Castità è un rapporto con il corpo e con lo spirito che nulla pretende da essi; castità è amare il corpo e lo spirito con quella purezza di cuore che nulla desidera in maniera esclusiva per sè e nulla attende dall’altro; castità è liberazione del corpo e dello spirito dalla brama di possesso; castità è liberazione dalla paura di perdere se stessi.

11   gennaio: L’ingordigia e la temperanza

La gola, il piacere del cibo e della tavola; il desiderio smisurato di mangiare e di ingollare qualsiasi cosa in grado di solleticare e appagare la lingua e il palato; l’incapacità di trattenersi di fronte alla possibilità di mettere qualcosa in bocca, indipendentemente dalla fame.

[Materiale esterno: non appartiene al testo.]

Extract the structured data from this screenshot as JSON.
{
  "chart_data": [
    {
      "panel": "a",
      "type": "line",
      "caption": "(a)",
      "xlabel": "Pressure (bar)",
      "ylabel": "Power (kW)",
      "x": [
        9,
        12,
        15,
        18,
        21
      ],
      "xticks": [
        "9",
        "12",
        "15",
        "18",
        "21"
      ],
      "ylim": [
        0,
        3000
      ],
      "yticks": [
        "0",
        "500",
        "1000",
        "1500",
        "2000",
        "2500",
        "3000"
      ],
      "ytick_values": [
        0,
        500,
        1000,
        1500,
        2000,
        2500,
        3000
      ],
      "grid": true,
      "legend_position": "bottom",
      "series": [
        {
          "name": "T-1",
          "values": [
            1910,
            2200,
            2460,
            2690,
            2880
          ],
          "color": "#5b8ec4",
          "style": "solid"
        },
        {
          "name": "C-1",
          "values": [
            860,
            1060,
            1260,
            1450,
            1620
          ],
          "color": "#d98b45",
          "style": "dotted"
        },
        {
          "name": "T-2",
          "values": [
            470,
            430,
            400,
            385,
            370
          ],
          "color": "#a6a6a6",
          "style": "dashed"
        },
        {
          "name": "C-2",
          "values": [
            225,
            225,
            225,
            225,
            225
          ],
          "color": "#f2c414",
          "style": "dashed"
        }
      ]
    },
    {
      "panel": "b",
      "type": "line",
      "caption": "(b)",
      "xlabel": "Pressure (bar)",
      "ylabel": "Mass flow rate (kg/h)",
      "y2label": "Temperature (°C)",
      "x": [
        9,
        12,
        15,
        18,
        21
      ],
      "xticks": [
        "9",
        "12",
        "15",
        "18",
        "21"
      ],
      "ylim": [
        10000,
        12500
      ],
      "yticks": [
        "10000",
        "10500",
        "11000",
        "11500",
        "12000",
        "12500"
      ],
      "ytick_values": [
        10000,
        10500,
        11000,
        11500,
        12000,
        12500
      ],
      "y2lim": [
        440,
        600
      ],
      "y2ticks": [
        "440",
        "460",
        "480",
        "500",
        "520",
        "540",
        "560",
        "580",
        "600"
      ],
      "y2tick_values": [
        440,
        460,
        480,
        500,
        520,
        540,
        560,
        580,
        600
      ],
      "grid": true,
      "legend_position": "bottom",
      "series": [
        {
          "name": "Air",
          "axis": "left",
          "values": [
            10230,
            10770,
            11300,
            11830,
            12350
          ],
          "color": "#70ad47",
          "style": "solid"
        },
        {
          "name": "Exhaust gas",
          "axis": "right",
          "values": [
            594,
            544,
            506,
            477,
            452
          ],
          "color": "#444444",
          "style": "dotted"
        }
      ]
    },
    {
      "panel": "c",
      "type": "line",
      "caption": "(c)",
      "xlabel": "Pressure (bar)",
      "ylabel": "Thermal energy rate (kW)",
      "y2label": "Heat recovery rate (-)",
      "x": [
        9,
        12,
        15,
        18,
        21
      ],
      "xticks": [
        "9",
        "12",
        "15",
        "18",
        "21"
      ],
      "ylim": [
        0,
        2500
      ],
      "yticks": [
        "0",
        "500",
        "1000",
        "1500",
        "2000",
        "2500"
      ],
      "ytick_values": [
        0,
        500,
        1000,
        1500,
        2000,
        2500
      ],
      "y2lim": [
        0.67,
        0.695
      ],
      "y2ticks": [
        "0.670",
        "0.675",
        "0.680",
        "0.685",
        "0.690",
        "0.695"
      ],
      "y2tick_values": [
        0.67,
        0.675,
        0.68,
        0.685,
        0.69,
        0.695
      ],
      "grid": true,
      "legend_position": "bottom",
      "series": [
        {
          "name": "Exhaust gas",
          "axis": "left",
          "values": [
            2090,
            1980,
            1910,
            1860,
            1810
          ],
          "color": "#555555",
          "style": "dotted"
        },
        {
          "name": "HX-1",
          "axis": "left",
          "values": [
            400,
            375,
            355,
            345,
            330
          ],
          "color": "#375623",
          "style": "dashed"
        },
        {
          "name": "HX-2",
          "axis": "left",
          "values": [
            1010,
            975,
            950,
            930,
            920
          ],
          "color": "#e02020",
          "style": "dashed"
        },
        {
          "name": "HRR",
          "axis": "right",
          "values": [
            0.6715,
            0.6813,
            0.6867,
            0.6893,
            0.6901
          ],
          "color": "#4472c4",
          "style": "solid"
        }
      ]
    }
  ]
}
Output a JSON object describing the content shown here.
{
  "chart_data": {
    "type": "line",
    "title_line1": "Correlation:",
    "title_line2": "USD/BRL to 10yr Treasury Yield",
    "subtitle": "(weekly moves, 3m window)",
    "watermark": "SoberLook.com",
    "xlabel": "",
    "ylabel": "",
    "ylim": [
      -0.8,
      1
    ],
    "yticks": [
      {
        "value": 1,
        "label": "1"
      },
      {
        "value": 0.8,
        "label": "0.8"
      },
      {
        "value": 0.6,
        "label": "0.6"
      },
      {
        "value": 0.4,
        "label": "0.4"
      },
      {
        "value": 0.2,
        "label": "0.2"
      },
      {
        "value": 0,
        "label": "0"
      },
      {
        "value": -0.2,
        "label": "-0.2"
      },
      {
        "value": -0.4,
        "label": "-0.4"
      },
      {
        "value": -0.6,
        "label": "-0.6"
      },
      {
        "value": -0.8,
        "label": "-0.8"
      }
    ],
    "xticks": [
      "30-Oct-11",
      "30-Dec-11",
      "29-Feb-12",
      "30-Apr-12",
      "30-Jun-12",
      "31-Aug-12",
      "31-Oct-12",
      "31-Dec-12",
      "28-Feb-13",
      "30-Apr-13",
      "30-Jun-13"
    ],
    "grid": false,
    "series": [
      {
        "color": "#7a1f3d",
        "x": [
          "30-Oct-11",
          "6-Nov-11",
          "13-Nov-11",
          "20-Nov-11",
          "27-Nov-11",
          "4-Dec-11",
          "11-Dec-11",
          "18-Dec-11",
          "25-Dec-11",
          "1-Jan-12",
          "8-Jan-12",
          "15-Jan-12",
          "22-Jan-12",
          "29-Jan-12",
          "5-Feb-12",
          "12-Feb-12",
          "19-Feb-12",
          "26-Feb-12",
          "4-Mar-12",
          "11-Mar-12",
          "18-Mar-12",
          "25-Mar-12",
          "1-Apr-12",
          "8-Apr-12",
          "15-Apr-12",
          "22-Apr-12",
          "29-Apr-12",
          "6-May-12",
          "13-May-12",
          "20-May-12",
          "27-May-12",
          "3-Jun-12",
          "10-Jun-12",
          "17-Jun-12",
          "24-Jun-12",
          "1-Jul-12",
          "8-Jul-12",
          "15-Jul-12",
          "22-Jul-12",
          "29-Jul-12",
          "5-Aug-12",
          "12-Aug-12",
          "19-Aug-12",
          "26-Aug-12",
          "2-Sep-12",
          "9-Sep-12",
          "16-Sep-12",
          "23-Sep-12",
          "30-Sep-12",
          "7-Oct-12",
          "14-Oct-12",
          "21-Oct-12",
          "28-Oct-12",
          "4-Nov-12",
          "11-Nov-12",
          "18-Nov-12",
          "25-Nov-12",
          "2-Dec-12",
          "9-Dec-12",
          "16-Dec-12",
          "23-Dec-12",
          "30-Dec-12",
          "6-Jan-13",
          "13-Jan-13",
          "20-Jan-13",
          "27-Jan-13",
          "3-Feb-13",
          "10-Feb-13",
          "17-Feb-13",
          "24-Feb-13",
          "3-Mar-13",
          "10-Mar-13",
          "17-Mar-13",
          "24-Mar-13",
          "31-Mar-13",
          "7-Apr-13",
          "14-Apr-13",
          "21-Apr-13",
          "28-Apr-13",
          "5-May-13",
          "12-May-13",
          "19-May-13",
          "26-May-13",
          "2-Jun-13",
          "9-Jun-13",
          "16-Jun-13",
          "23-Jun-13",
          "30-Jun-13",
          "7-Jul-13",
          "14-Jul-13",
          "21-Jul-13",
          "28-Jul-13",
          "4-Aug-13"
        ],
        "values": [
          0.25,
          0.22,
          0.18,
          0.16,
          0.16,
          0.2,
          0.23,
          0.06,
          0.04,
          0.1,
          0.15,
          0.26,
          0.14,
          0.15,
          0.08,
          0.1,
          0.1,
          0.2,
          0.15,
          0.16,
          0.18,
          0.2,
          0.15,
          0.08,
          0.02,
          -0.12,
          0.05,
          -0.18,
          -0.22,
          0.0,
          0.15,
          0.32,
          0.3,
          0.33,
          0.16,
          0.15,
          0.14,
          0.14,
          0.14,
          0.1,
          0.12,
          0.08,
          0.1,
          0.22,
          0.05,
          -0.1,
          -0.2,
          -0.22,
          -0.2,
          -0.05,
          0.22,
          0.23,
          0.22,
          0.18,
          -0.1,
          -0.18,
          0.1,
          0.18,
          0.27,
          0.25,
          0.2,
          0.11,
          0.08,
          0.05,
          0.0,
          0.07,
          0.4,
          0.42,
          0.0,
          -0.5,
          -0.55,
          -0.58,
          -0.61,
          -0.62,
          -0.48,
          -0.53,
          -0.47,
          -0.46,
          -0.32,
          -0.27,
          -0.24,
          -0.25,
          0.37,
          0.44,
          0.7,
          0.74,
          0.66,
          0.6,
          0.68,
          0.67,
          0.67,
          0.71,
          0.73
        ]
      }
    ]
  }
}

Come accade che un bisogno così vitale possa trasformarsi in un nemico per l’esistenza? Quali sono la misura, il tempo, il ritmo e la qualità del mangiare e del bere che ci nutrono di Bene, nel corpo e nello spirito, e ci avvicinano a Dio?

L’ingordigia non ci assale solo di fronte al cibo materiale, ma ci tenta anche sul piano spirituale. Anche spiritualmente possiamo non essere mai sazi, bramosi di cibi sempre nuovi, di cibi sempre più raffinati, ingozzandoci di ‘buoni pensieri’ e passando dall’uno all’altro senza nemmeno più sentirne il gusto. L’indigestione spirituale non è meno pericolosa di quella materiale, ed è molto più subdola e nascosta, ammantandosi di false devozioni ed elevazioni dell’anima.

La temperanza è la virtù del fare ogni cosa con la giusta misura. Essa nasce dal discernere in ogni momento quali sono le voci che mi attirano verso Dio e quelle che me ne vorrebbero allontanare. La temperanza ci rende forti; la temperanza richiede decisione morale.

La Temperanza è una signora in perfetto equilibrio su una lama sottilissima, sulla quale è seduta con disinvoltura, padronanza, maestria e maestà.